Herb Weigand of Pennsylvania used two slate roof shingles he found in his garage as an abstract background for a painting of a turtle scene from Haitian folklore.

Biggers, the Broadalbin artist, usually makes mosaics with eggshells.

For this show, she irregularly shaped slate pieces left over from a roof repair on her house that appear to float on a sea of colored glass chips.

From elsewhere

Local visitors who know their slate were puzzled by unfamiliar slate in two mixed-media works.

In “Surface Tension 3”, the slate is a mottled gray.

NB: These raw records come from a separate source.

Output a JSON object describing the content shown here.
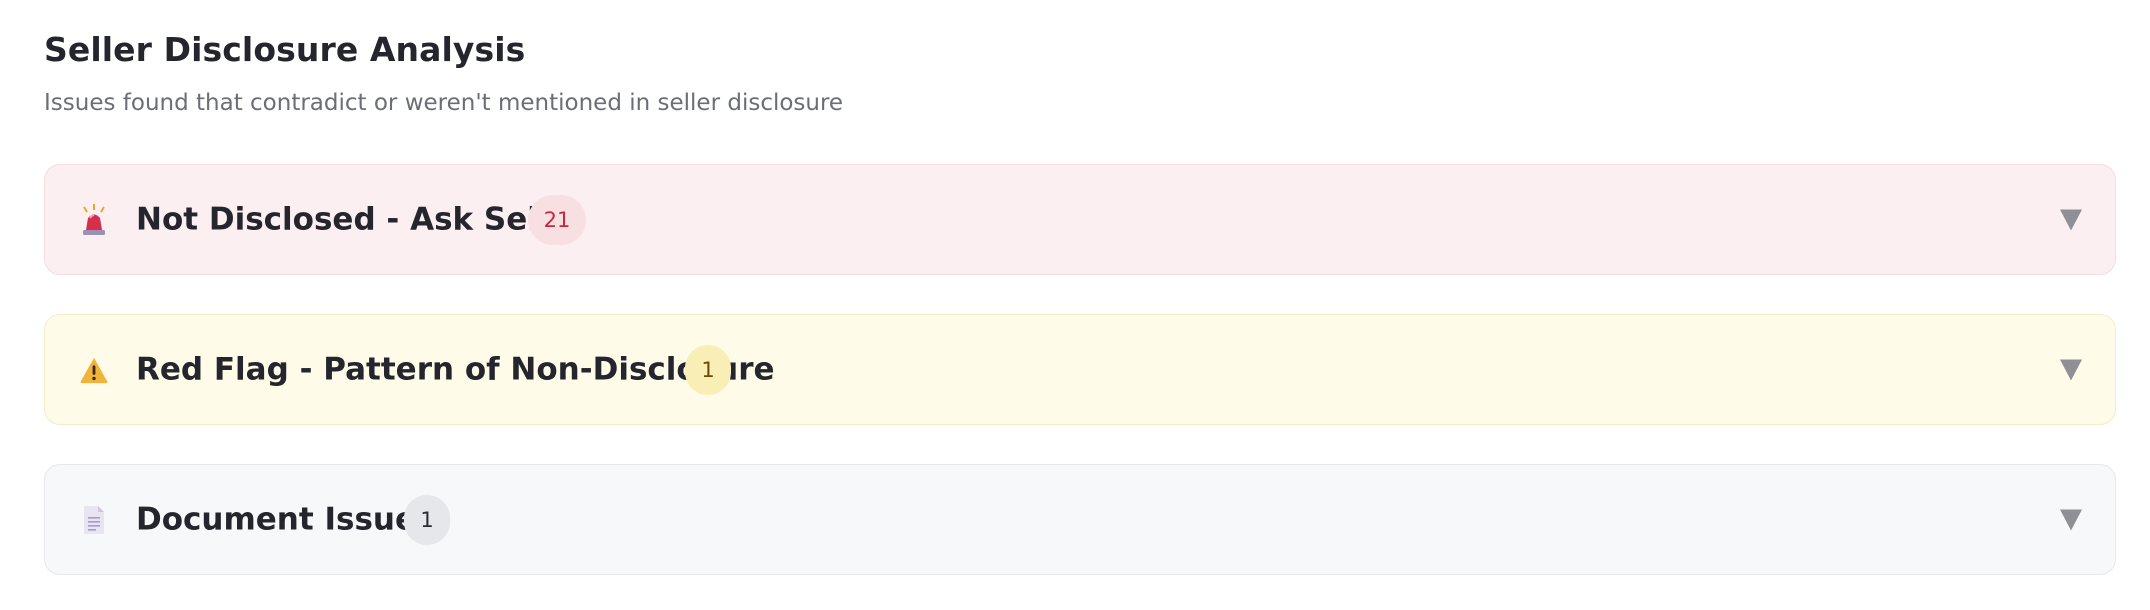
{
  "header": {
    "title": "Seller Disclosure Analysis",
    "subtitle": "Issues found that contradict or weren't mentioned in seller disclosure"
  },
  "sections": [
    {
      "label": "Not Disclosed - Ask Seller",
      "count": "21",
      "icon": "siren-icon",
      "tone": "#c6283d"
    },
    {
      "label": "Red Flag - Pattern of Non-Disclosure",
      "count": "1",
      "icon": "warning-icon",
      "tone": "#6d4a0a"
    },
    {
      "label": "Document Issues",
      "count": "1",
      "icon": "document-icon",
      "tone": "#2a2c33"
    }
  ]
}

The artist, Jeanne Heifetz of New York City, buys the material from an Ohio supplier, and it was probably mined in India.

James C. Bassett of Florida, who stacked small rectangular pieces of slate, alabaster, ebony and mahogany in a wooden frame, reveals that his slate came from a home renovation store.

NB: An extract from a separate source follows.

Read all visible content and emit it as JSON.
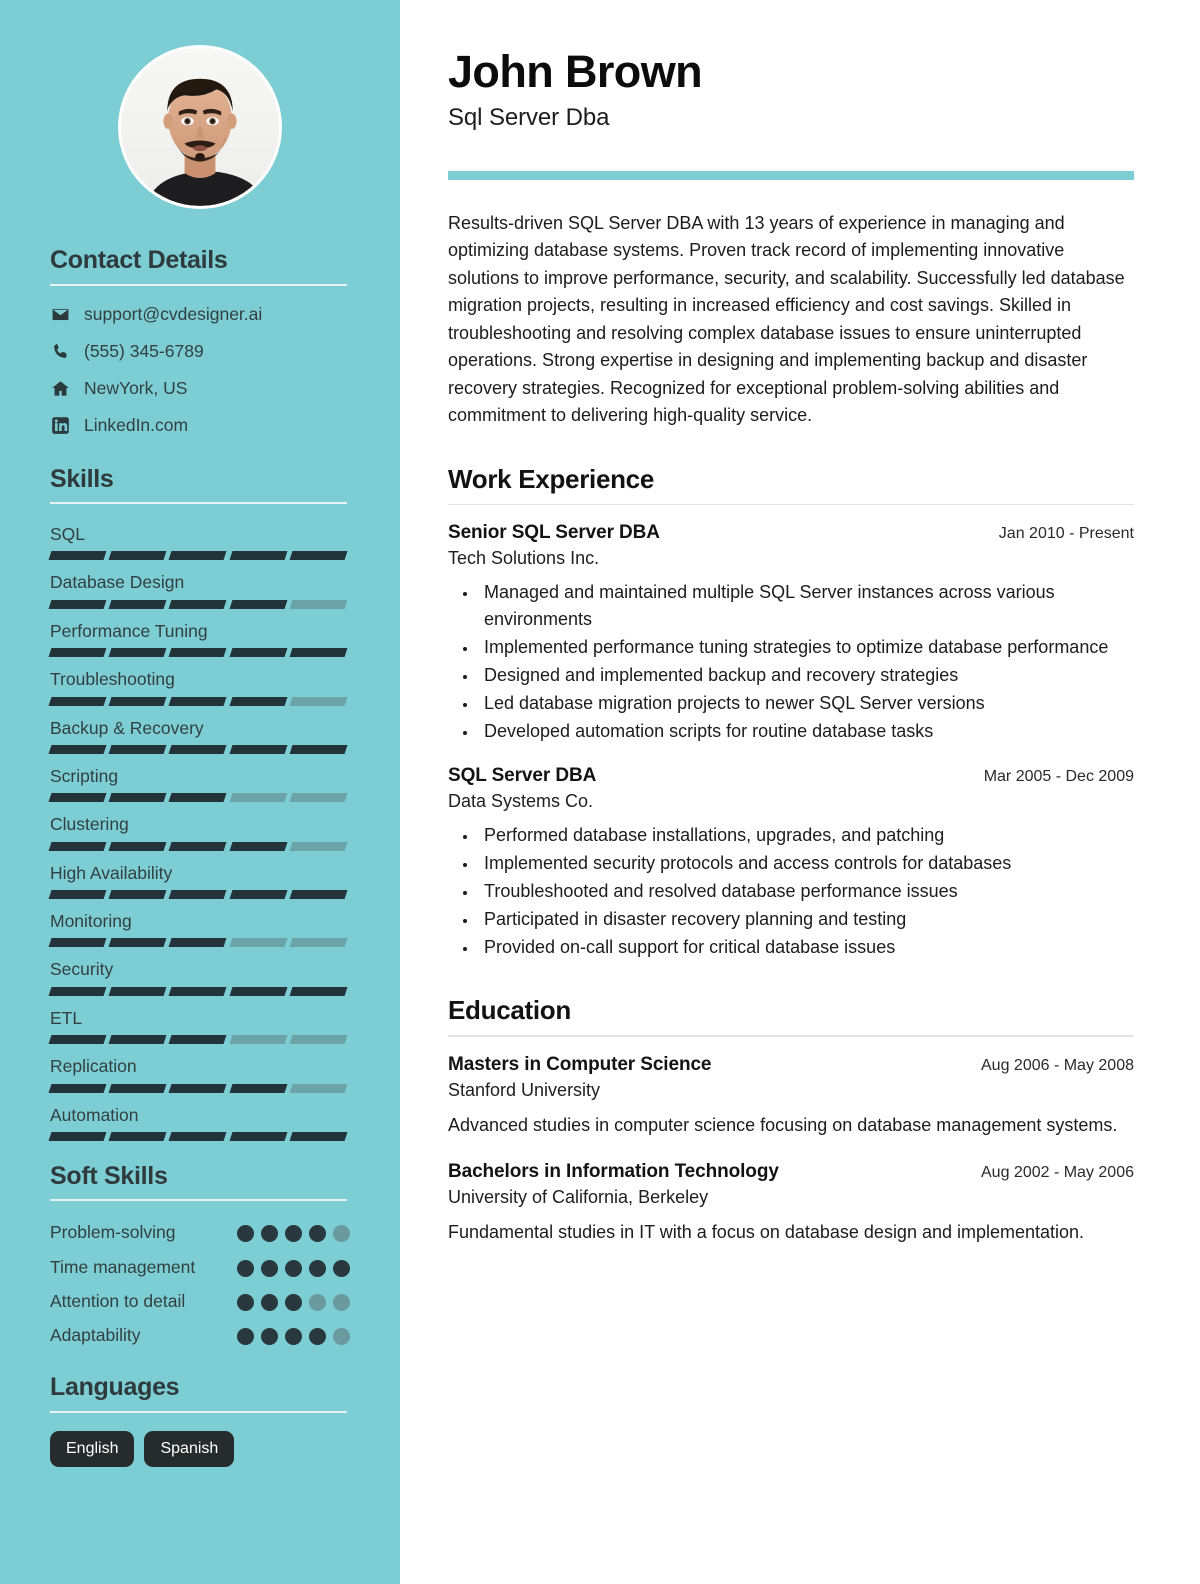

Susan Breen of Connecticut and Alyssha Eve Csuk of Pennsylvania are the photographers in the exhibit.

Breen’s “Heart,” a sepia-tone shot of her daughter drawing with chalk on a slate sidewalk, springs from childhood memories of scribbling on sidewalks in her hometown of Buffalo.

Csuk’s photos are abstract, images she discovers on tours of quarries in her home state.

At least eight of the works were made with chisels and mallets.

Nicholas Benson is a renowned stone carver in Rhode Island’s John Stevens Shop, the same artists who did the inscriptions for the World War II and Martin Luther King memorials in Washington, D.C.

Benson carved “Slate M” in a 6-foot-long, 100-pound piece of slate from abandoned vein in Maine. At first glance, the inscription seems illegible, and one experiences a feeling of reverence, as if a prayer or poem was locked in stone on its surface.

Vermont sculptor Kerry O. Furlani carved a mythological female figure into semi-weathered gray slate from Vermont for “The Lost Hymn of Demeter,” one of four pieces in “The Wedlock Series,” which evolved while her marriage was falling apart.

“People see it and say ‘how does she do that?” Kovalosky says. “It looks like butter.”

First prize

Erin B. Coe, chief curator at the Hyde Collection in Glens Falls, was asked to pick a first-prize work, and she selected “Black Hole Sun” by Michael Kukla of New York City.

Jet black and highly polished, Kukla’s slab of Vermont slate is pierced with six holes, like windows to another world. A trip to Egypt, where he saw ancient black slate sculpture, influenced this work.

Looking around the room, Kijowski points out that in Granville, where many old houses are topped with colored slate, the exhibit will be a teaching tool, another way to show slate’s properties and possibilities.

“Art is just one more way to use slate. It’s been creative all along,” she says.